Yarışma-şovlardan bir yarar beklemek nafile. Ama Eser Yenenler'in performansı sayesinde 'Eyvah Düşüyorum' yine de kendini seyrettiriyor.
Artık ustalıktan da öte üstatlık dönemini yaşayan Yılmaz Erdoğan’ın rahle-i tedrisinden geçip memleket halini epeydir ‘çok güzel hareketler’le mizaha döken kuşak, şu aralar kendi kanatlarıyla uçmaya başladı. Sinemada da karşımıza çıkıyorlar, dizilerde de... Ya da biraz beklenmedik bir şekilde sanatsal duyarlılıktan çok parasal yoğunluğa ağırlık veren yerlerde. ‘Çok Güzel Hareketler Bunlar’ kadrosunun seçkin ismi Eser Yenenler’in Star’ın yeni yarışma-şovu ‘Eyvah Düşüyorum’un sunucusu olarak belirmesi örneğinde oldu gibi...

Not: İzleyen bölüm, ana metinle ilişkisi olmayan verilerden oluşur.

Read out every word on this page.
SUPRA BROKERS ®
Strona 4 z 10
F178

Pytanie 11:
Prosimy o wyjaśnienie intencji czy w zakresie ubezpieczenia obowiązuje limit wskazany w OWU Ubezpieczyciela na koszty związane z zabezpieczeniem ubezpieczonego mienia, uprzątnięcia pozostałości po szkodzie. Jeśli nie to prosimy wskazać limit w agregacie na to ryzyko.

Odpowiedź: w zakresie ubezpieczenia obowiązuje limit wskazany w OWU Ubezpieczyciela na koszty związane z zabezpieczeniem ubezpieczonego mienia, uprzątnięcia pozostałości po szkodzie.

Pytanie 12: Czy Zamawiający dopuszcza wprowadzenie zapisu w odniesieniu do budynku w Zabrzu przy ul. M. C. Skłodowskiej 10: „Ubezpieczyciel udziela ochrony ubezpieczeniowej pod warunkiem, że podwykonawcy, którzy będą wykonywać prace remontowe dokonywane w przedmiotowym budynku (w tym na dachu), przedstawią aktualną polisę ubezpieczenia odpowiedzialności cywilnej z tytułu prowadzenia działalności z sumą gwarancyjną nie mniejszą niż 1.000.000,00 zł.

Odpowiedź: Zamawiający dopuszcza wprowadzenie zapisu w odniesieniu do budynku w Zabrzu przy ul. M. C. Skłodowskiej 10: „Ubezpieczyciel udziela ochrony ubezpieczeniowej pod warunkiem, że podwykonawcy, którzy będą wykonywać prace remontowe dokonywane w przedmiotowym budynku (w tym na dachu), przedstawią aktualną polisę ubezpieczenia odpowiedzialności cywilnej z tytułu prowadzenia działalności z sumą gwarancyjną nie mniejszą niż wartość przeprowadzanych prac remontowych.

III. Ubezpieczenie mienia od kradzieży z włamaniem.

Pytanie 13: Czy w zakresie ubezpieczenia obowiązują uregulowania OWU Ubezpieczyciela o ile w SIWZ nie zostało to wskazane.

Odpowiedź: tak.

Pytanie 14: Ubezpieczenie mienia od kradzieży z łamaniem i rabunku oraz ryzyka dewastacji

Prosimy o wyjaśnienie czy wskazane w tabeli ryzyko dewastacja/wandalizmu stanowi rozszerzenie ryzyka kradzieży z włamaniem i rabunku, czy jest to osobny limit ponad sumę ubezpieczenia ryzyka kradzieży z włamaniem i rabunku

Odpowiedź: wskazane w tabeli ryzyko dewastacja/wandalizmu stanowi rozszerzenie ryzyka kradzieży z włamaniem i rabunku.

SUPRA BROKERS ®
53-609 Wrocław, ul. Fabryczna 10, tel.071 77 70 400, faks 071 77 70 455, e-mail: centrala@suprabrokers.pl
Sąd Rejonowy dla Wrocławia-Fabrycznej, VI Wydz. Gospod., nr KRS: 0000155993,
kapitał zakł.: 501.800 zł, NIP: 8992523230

Eser’e yakıştı mı? Hayır. Ama Eser, başarılı mı? Evet. Peki değerlendirmemiz ne? Kararsız. Niye? Açalım!..
Bilginin de her şey gibi endüstriyelleştiği, hatta haddinden fazla pompalanarak ‘atık’ haline geldiği bir dünyada, yarışma-şovlardan beklenebilecek bir yarar yok. Daha önce de ‘Canlı Para’, ‘Kim Milyoner Olmak İster’ üzerinden değerlendirdik. Gençliğimizin ‘Bildiklerimiz, Gördüklerimiz, Duyduklarımız’, ‘Hangisi Doğru?’ gibi yarışma programları gerçek anlamda ‘bilgi’yi yücelten, esas alan, değer kılan programlardı. Bu yarışmalarda kazananlara ansiklopedi hediye ediliyordu!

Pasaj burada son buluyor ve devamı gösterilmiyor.